Considerata la sua straordinaria cultura linguistica e filologica, può invece apparire sorprendente che il G. abbia lasciato assai pochi scritti di questo tipo, e che rari siano pure i suoi saggi di letteratura araba, materia che insegnò a lungo. Se si eccettua la sintesi di storia letteraria contenuta nella voce Arabi nell'Enciclopedia Italiana, i maggiori risultati della ricerca del G. in questi campi sono piuttosto da ricercarsi nelle numerose note e recensioni a opere ed edizioni di fonti pubblicate dagli orientalisti suoi contemporanei, genere che il G. non considerò evidentemente minore data la ricchezza e spesso l'originalità delle osservazioni letterarie e filologiche che esse racchiudono.
Non è infine da trascurare, nella valutazione dell'opera scientifica del G., il peso della figura paterna, Ignazio Guidi, che degli studi orientali in Italia fu il patriarca riconosciuto fino alla fine della sua lunghissima vita, tanto più che egli sembrò ripercorrere in parte i sentieri che proprio il padre aveva aperto. È stata spesso sottolineata la vocazione alla sintesi del G., quasi in opposizione alla scelta paterna del saggio monografico destinato agli specialisti: in realtà, il movente del G. fu fin dall'inizio assai diverso, e assolutamente libero da ogni tributo all'erudizione fine a se stessa e alla retorica. Ciò è evidente nella sua comprensione simpatetica della mente eretica e delle sue elaborate costruzioni dottrinali, ma anche nella scrittura nervosa e concettosa dei suoi saggi, che contrasta singolarmente con lo stile accademico imperante all'epoca e ne sottolinea invece la sensibilità "novecentesca".

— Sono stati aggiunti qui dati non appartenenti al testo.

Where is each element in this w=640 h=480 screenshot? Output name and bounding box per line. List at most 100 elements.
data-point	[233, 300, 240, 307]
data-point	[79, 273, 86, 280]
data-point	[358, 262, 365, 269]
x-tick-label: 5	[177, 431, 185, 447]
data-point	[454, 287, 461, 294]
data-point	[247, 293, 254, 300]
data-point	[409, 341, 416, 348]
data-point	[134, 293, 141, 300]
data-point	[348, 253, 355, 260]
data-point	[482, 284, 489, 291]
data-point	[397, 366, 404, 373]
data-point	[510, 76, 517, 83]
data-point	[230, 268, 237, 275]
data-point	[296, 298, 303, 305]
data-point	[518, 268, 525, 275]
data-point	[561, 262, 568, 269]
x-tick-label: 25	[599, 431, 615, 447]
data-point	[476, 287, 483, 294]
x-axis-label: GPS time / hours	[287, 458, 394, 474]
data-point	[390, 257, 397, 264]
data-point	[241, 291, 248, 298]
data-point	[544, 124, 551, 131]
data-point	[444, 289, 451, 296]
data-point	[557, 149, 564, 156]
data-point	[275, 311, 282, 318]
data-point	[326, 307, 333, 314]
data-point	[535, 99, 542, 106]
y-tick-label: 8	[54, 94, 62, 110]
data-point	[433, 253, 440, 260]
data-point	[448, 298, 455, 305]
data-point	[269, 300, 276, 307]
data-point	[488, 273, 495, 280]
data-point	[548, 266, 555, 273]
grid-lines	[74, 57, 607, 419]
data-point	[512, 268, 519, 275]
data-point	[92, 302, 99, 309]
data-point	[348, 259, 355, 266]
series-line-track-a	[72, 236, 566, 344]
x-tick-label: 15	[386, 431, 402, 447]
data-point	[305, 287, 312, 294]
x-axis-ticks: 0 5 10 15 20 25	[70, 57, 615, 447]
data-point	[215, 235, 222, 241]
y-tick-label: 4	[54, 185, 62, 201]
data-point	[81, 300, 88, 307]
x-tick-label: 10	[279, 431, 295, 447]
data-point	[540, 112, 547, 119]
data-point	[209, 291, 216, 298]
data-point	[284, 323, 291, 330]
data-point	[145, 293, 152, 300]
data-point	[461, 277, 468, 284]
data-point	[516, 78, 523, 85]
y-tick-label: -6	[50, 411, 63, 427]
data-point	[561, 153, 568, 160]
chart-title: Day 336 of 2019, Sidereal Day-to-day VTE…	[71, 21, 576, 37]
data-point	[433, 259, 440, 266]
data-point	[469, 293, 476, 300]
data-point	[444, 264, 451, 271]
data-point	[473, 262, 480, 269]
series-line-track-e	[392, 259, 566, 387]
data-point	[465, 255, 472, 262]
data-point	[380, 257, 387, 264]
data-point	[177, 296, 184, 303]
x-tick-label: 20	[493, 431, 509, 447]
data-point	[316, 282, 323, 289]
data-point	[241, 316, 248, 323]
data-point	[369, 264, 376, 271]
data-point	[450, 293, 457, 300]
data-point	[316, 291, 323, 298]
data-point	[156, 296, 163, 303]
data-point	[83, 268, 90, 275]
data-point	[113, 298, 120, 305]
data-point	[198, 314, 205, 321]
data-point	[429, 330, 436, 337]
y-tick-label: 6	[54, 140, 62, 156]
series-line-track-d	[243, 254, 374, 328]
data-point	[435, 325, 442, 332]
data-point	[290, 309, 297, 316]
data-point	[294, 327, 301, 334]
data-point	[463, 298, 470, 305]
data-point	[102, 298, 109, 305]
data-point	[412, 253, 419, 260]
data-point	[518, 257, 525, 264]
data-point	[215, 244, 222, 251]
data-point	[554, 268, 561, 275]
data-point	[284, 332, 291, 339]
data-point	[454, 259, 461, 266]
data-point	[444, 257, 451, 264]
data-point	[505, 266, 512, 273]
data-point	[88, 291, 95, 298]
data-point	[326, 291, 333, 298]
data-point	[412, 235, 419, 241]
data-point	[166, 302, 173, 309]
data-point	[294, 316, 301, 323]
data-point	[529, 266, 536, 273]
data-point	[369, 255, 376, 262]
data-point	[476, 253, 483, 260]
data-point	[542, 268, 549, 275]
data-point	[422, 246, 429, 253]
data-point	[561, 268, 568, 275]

Fonti e Bibl.: Necrologi: S. Lator, M. G., in L'Osservatore romano, 19 giugno 1946; G. Levi Della Vida, M. G., in Riv. degli studi orientali, XXI (1946), pp. 257-270, con Bibliografia (ora in Id., Aneddoti e svaghi arabi e non arabi, Milano-Napoli 1959, pp. 278-288); Id., M. G., in Al-Andalus, XI (1946), pp. 489 s.; E. Rossi, M. G., in Oriente moderno, XXVI (1946), pp. 50-55; F. Gabrieli, Dal mondo dell'Islam, Milano-Napoli 1954, pp. 264-278; Id., La storiografia arabo-islamica in Italia, Napoli 1975, pp. 77 s. e passim.